Lors d’une rencontre avec des novices, Mithrias remarque une jeune fille, très belle, avec qui il s’entretient longuement. Subjugué par la beauté de sa voix, son raisonnement très mûr et ses réflexions très justes, il décide, contre l’avis du Collège des 72 sages, de la prendre quelque temps sous sa responsabilité. Cette jeune fille n’est autre que Inamaka Mahpyua, qui deviendra la Grande Prêtresse du Nuage. C’est elle qui, en fait, insuffle la voie des réformes à entreprendre, l’abandon des plateformes et la restauration de l’ancienne liturgie des sphères et du thegelthan. La première étape est marquée par le rappel des Threnodes exilés en Egonzathan. Si leur retour est accueilli avec scepticisme au début, finalement il revitalise le temple.
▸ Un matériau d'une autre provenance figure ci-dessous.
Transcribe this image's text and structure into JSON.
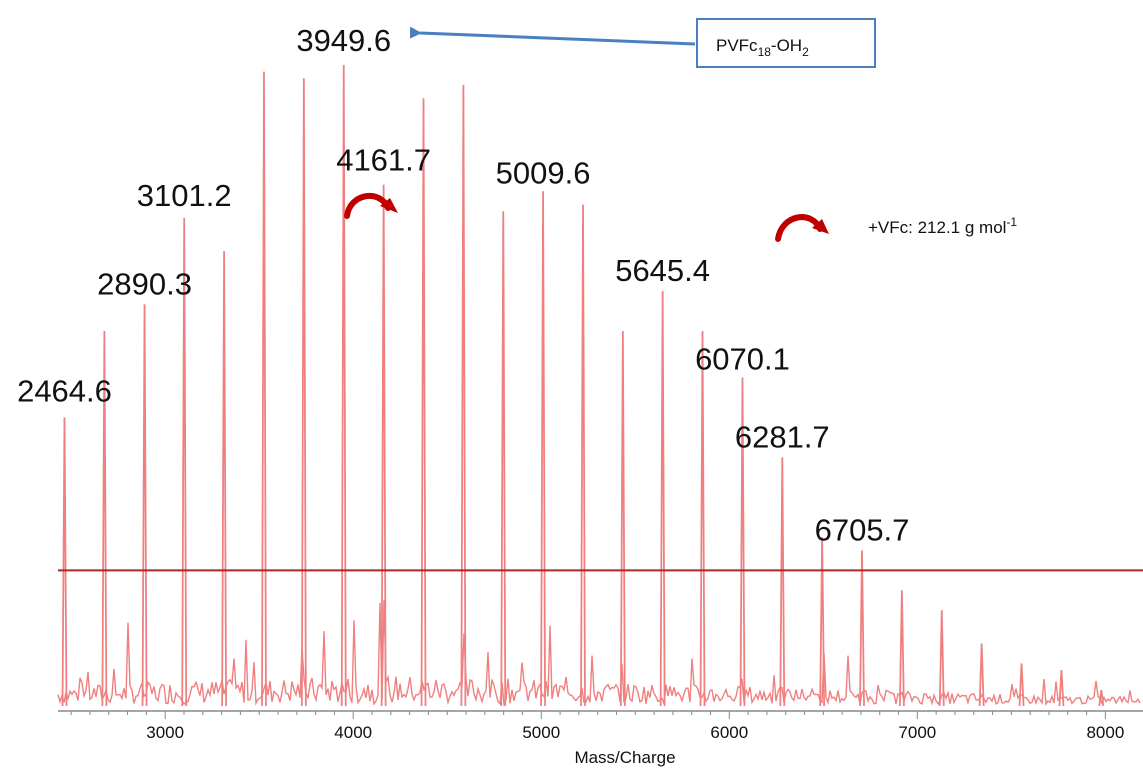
{
  "chart_data": {
    "type": "line",
    "title": "",
    "xlabel": "Mass/Charge",
    "ylabel": "",
    "xlim": [
      2430,
      8200
    ],
    "ylim": [
      0,
      100
    ],
    "x_ticks": [
      3000,
      4000,
      5000,
      6000,
      7000,
      8000
    ],
    "grid": false,
    "legend": "none",
    "threshold_y": 21,
    "colors": {
      "trace": "#f08080",
      "threshold": "#a52a2a",
      "arrow": "#4a7fc1",
      "box_border": "#4a7fc1",
      "curved_arrow": "#c00000"
    },
    "peaks": [
      {
        "x": 2464.6,
        "y": 44
      },
      {
        "x": 2676.7,
        "y": 57
      },
      {
        "x": 2890.3,
        "y": 61
      },
      {
        "x": 3101.2,
        "y": 74
      },
      {
        "x": 3313.3,
        "y": 69
      },
      {
        "x": 3525.4,
        "y": 96
      },
      {
        "x": 3737.5,
        "y": 95
      },
      {
        "x": 3949.6,
        "y": 97
      },
      {
        "x": 4161.7,
        "y": 79
      },
      {
        "x": 4373.8,
        "y": 92
      },
      {
        "x": 4585.9,
        "y": 94
      },
      {
        "x": 4797.9,
        "y": 75
      },
      {
        "x": 5009.6,
        "y": 78
      },
      {
        "x": 5222.0,
        "y": 76
      },
      {
        "x": 5433.9,
        "y": 57
      },
      {
        "x": 5645.4,
        "y": 63
      },
      {
        "x": 5857.5,
        "y": 57
      },
      {
        "x": 6070.1,
        "y": 50
      },
      {
        "x": 6281.7,
        "y": 38
      },
      {
        "x": 6493.7,
        "y": 26
      },
      {
        "x": 6705.7,
        "y": 24
      },
      {
        "x": 6917.8,
        "y": 18
      },
      {
        "x": 7129.9,
        "y": 15
      },
      {
        "x": 7342.0,
        "y": 10
      },
      {
        "x": 7554.1,
        "y": 7
      },
      {
        "x": 7766.2,
        "y": 6
      },
      {
        "x": 7978.3,
        "y": 3
      }
    ],
    "labels": [
      {
        "text": "2464.6",
        "x": 2464.6
      },
      {
        "text": "2890.3",
        "x": 2890.3
      },
      {
        "text": "3101.2",
        "x": 3101.2
      },
      {
        "text": "3949.6",
        "x": 3949.6
      },
      {
        "text": "4161.7",
        "x": 4161.7
      },
      {
        "text": "5009.6",
        "x": 5009.6
      },
      {
        "text": "5645.4",
        "x": 5645.4
      },
      {
        "text": "6070.1",
        "x": 6070.1
      },
      {
        "text": "6281.7",
        "x": 6281.7
      },
      {
        "text": "6705.7",
        "x": 6705.7
      }
    ],
    "annotations": {
      "species_box": {
        "text_main": "PVFc",
        "text_sub": "18",
        "text_tail": "-OH",
        "text_tail_sub": "2"
      },
      "increment": {
        "text_main": "+VFc: 212.1 g mol",
        "text_sup": "-1"
      }
    }
  }
}
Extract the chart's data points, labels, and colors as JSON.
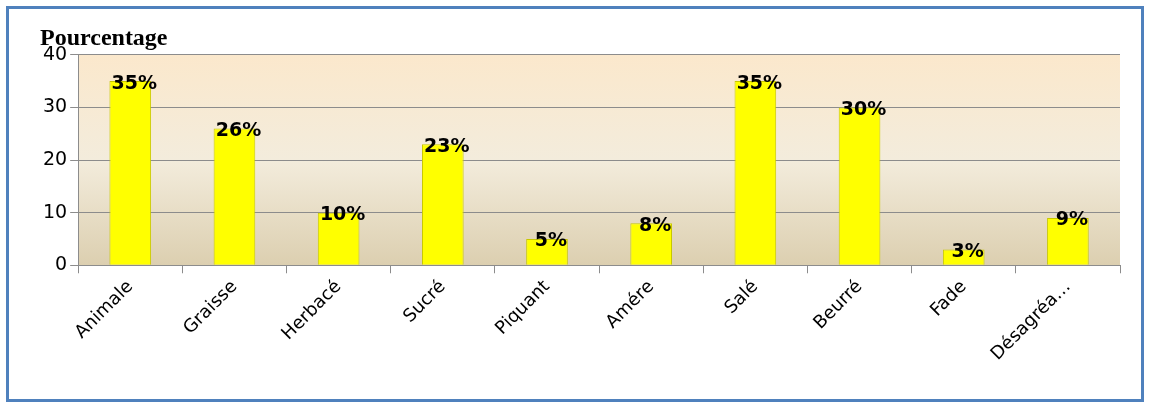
{
  "chart_data": {
    "type": "bar",
    "title": "Pourcentage",
    "categories": [
      "Animale",
      "Graisse",
      "Herbacé",
      "Sucré",
      "Piquant",
      "Amére",
      "Salé",
      "Beurré",
      "Fade",
      "Désagréa…"
    ],
    "values": [
      35,
      26,
      10,
      23,
      5,
      8,
      35,
      30,
      3,
      9
    ],
    "value_labels": [
      "35%",
      "26%",
      "10%",
      "23%",
      "5%",
      "8%",
      "35%",
      "30%",
      "3%",
      "9%"
    ],
    "color": "#ffff00",
    "ylim": [
      0,
      40
    ],
    "yticks": [
      0,
      10,
      20,
      30,
      40
    ],
    "grid": "y",
    "legend": false
  }
}
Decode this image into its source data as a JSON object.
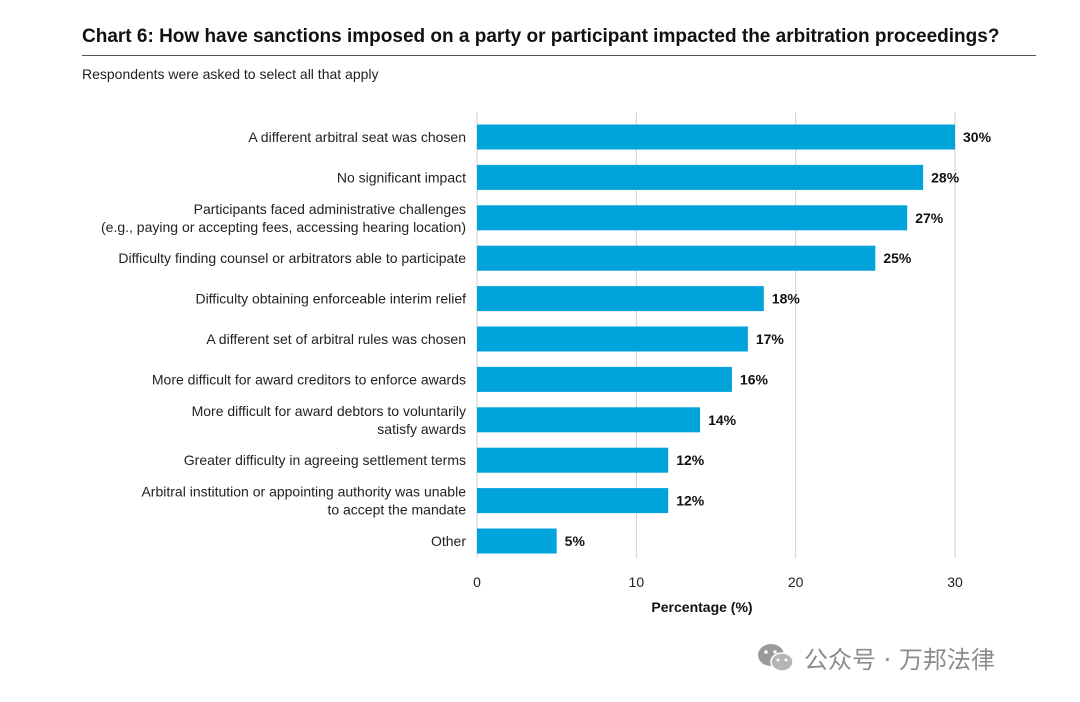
{
  "header": {
    "title": "Chart 6: How have sanctions imposed on a party or participant impacted the arbitration proceedings?",
    "subtitle": "Respondents were asked to select all that apply"
  },
  "watermark": {
    "text": "公众号 · 万邦法律",
    "icon": "wechat-icon"
  },
  "colors": {
    "bar": "#00A3DA",
    "grid": "#cfcfcf"
  },
  "chart_data": {
    "type": "bar",
    "orientation": "horizontal",
    "title": "Chart 6: How have sanctions imposed on a party or participant impacted the arbitration proceedings?",
    "xlabel": "Percentage (%)",
    "ylabel": "",
    "xlim": [
      0,
      30
    ],
    "xticks": [
      0,
      10,
      20,
      30
    ],
    "grid": true,
    "categories": [
      [
        "A different arbitral seat was chosen"
      ],
      [
        "No significant impact"
      ],
      [
        "Participants faced administrative challenges",
        "(e.g., paying or accepting fees, accessing hearing location)"
      ],
      [
        "Difficulty finding counsel or arbitrators able to participate"
      ],
      [
        "Difficulty obtaining enforceable interim relief"
      ],
      [
        "A different set of arbitral rules was chosen"
      ],
      [
        "More difficult for award creditors to enforce awards"
      ],
      [
        "More difficult for award debtors to voluntarily",
        "satisfy awards"
      ],
      [
        "Greater difficulty in agreeing settlement terms"
      ],
      [
        "Arbitral institution or appointing authority was unable",
        "to accept the mandate"
      ],
      [
        "Other"
      ]
    ],
    "values": [
      30,
      28,
      27,
      25,
      18,
      17,
      16,
      14,
      12,
      12,
      5
    ],
    "value_labels": [
      "30%",
      "28%",
      "27%",
      "25%",
      "18%",
      "17%",
      "16%",
      "14%",
      "12%",
      "12%",
      "5%"
    ]
  }
}
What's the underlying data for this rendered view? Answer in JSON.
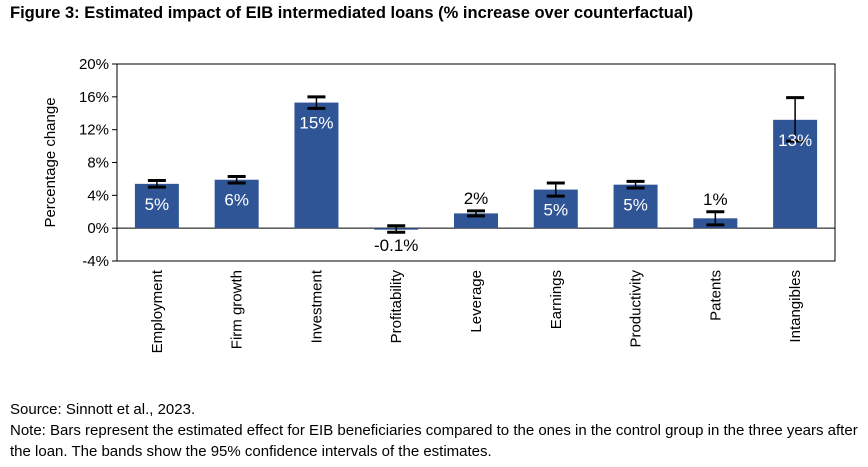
{
  "figure": {
    "title": "Figure 3: Estimated impact of EIB intermediated loans (% increase over counterfactual)",
    "source": "Source: Sinnott et al., 2023.",
    "note": "Note: Bars represent the estimated effect for EIB beneficiaries compared to the ones in the control group in the three years after the loan. The bands show the 95% confidence intervals of the estimates."
  },
  "colors": {
    "bar": "#2F5597",
    "label_inside": "#ffffff",
    "label_outside": "#000000"
  },
  "chart_data": {
    "type": "bar",
    "title": "",
    "xlabel": "",
    "ylabel": "Percentage change",
    "ylim": [
      -4,
      20
    ],
    "yticks": [
      -4,
      0,
      4,
      8,
      12,
      16,
      20
    ],
    "ytick_labels": [
      "-4%",
      "0%",
      "4%",
      "8%",
      "12%",
      "16%",
      "20%"
    ],
    "categories": [
      "Employment",
      "Firm growth",
      "Investment",
      "Profitability",
      "Leverage",
      "Earnings",
      "Productivity",
      "Patents",
      "Intangibles"
    ],
    "values": [
      5.4,
      5.9,
      15.3,
      -0.1,
      1.8,
      4.7,
      5.3,
      1.2,
      13.2
    ],
    "ci_low": [
      5.0,
      5.5,
      14.6,
      -0.5,
      1.5,
      3.9,
      4.9,
      0.4,
      10.6
    ],
    "ci_high": [
      5.8,
      6.3,
      16.0,
      0.3,
      2.1,
      5.5,
      5.7,
      2.0,
      15.9
    ],
    "data_labels": [
      "5%",
      "6%",
      "15%",
      "-0.1%",
      "2%",
      "5%",
      "5%",
      "1%",
      "13%"
    ],
    "label_inside": [
      true,
      true,
      true,
      false,
      false,
      true,
      true,
      false,
      true
    ],
    "grid": false,
    "legend": "none"
  }
}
La déconstruction des plateformes est entreprise à la suite d’un orage qui les endommage. Les travaux durent deux mois, les plus belles poutres de cet édifice mobile sont cédées à des artisans de la Main qui travaille. Pendant deux ans, le temple dans son ensemble est restauré. À ce chantier s’ajoutent les premières réformes théologiques évoquées auparavant. Inamaka va poursuivre ces réformes en expurgeant la liturgie des rites obsolètes pour revenir à la pureté du Nuage.
Le Temple et ses annexes
Situé dans le quartier dit du « Croissant », en raison de la forme circulaire des rues qui environnent le Temple, le Temple du Nuage est comme « un phare qui guide les pèlerins vers la foi » ; sa haute silhouette émerge des brumes caractéristiques du lieu. L’accès au Temple de fait par le grand vestibule monumental s’ouvrant sur la place du Nuage Neuf. Tout autour, les auberges et les échoppes animent le quartier. Une des caractéristiques de ce quartier est de voir des prêtres et des clercs du Temple aller et venir, pour rejoindre soit le Temple soit leurs logements situés dans les bâtisses environnantes. Se mêlant à la foule des pèlerins, cela ajoute à la vitalité et au pittoresque des lieux.
Les cérémonies débordent souvent du temple lui-même et se déroulent sur les places et dans les ruelles du quartier, transformant ainsi le Croissant en un véritable sanctuaire à ciel ouvert.